Metasomatism, a process whereby infiltrating fluids and melts rich in trace elements and volatiles interact and alter mantle rocks is a common mantle process, as reflected by the mineralogy and chemical composition of mantle-derived samples from all continents. However, the metasomatic agent itself is only rarely available as fluid/melt inclusions for direct analyses; and thus, in many cases, the nature of metasomatism remains elusive.

High-density fluid (HDF) microinclusions in diamonds provide a unique record of the compositions and nature of deep mantle carbon- and water-bearing (COH) fluids. Their high volatile content: 8-20 wt.% H₂O and 4-32 wt.% CO₂, and their enrichment in incompatible elements make them a key player in mantle metasomatism. The most common HDFs vary in compositions between four major types: silicic, rich in Si, Al, K and water; low- and high-Mg carbonatitic, rich in Ca, Mg, Fe, K and carbonate; and saline, rich in Cl, K, Na and water. Few lines of evidence indicate the relation of saline HDFs and subducted surface material: their K/Cl ratio overlaps the range of altered oceanic crust; pronounced positive Eu and Sr anomalies reflect the involvement of plagioclase during low-pressure crustal processes of protolith formation; and, low ³He/⁴He isotope ratios (2.7–4.4 Ra) further strengthen a connection with recycled surface material. In addition, recent radiogenic isotope data points to the involvement of distinct mantle sources and subducted components in the formation of varying HDF types.
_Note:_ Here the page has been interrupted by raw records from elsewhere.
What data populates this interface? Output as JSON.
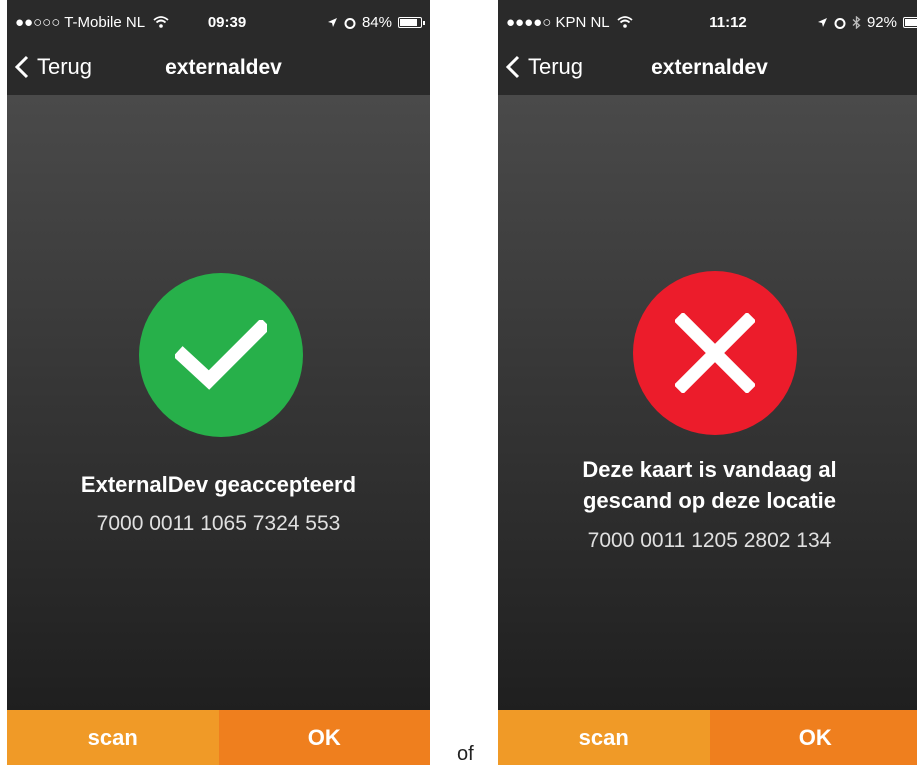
{
  "separator_text": "of",
  "screens": [
    {
      "status": {
        "carrier": "●●○○○ T-Mobile NL",
        "time": "09:39",
        "battery_percent": "84%",
        "battery_level": 0.84
      },
      "nav": {
        "back_label": "Terug",
        "title": "externaldev"
      },
      "result": {
        "state": "accepted",
        "icon": "checkmark-icon",
        "color": "#27b04a",
        "message_lines": [
          "ExternalDev geaccepteerd"
        ],
        "card_number": "7000 0011 1065 7324 553"
      },
      "buttons": {
        "scan_label": "scan",
        "ok_label": "OK"
      }
    },
    {
      "status": {
        "carrier": "●●●●○ KPN NL",
        "time": "11:12",
        "battery_percent": "92%",
        "battery_level": 0.92
      },
      "nav": {
        "back_label": "Terug",
        "title": "externaldev"
      },
      "result": {
        "state": "rejected",
        "icon": "cross-icon",
        "color": "#ec1c2b",
        "message_lines": [
          "Deze kaart is vandaag al",
          "gescand op deze locatie"
        ],
        "card_number": "7000 0011 1205 2802 134"
      },
      "buttons": {
        "scan_label": "scan",
        "ok_label": "OK"
      }
    }
  ],
  "colors": {
    "scan_button": "#f09a27",
    "ok_button": "#ef7f1e",
    "navbar": "#2a2a2a"
  }
}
For example, the isotopic composition of silicic to low-Mg carbonatitic HDFs in a suite of diamonds from Canada indicate the contribution of two distinct sources within the continental lithosphere: one with relatively primitive isotopic compositions characterized by εNd of −0.2, ⁸⁷Sr/⁸⁶Sr of 0.7044 and ²⁰⁶Pb/²⁰⁴Pb of 17.52, and another with more unradiogenic εNd < −16 and radiogenic ⁸⁷Sr/⁸⁶Sr and ²⁰⁶Pb/²⁰⁴Pb > 0.713 and 18.3, respectively. The latter reflects an old metasomatic event in the continental lithosphere involving fluid addition from a subducting slab, most probably in the Paleoproterozoic. In comparison, isotopic compositions of HDFs in South African diamonds suggest that saline HDFs record the involvement of metasomatized Archaean lithosphere and subducting surface material that includes recent sediments.

HDFs are the deepest mantle fluids we have at hand. Due to their high mobility, they can migrate and react with different mantle lithologies over a range of depths. Such HDFs-rock interaction leads to the formation of new metasomatic phases and enriches depleted mantle rocks in volatile and incompatible elements, thereby impacting their density, rheology and melting behavior. Indeed, the mineralogy and chemical composition of xenoliths/xenocrysts and some alkaline magmas suggest a prevalent role of HDFs in mantle metasomatism and deep Earth processes.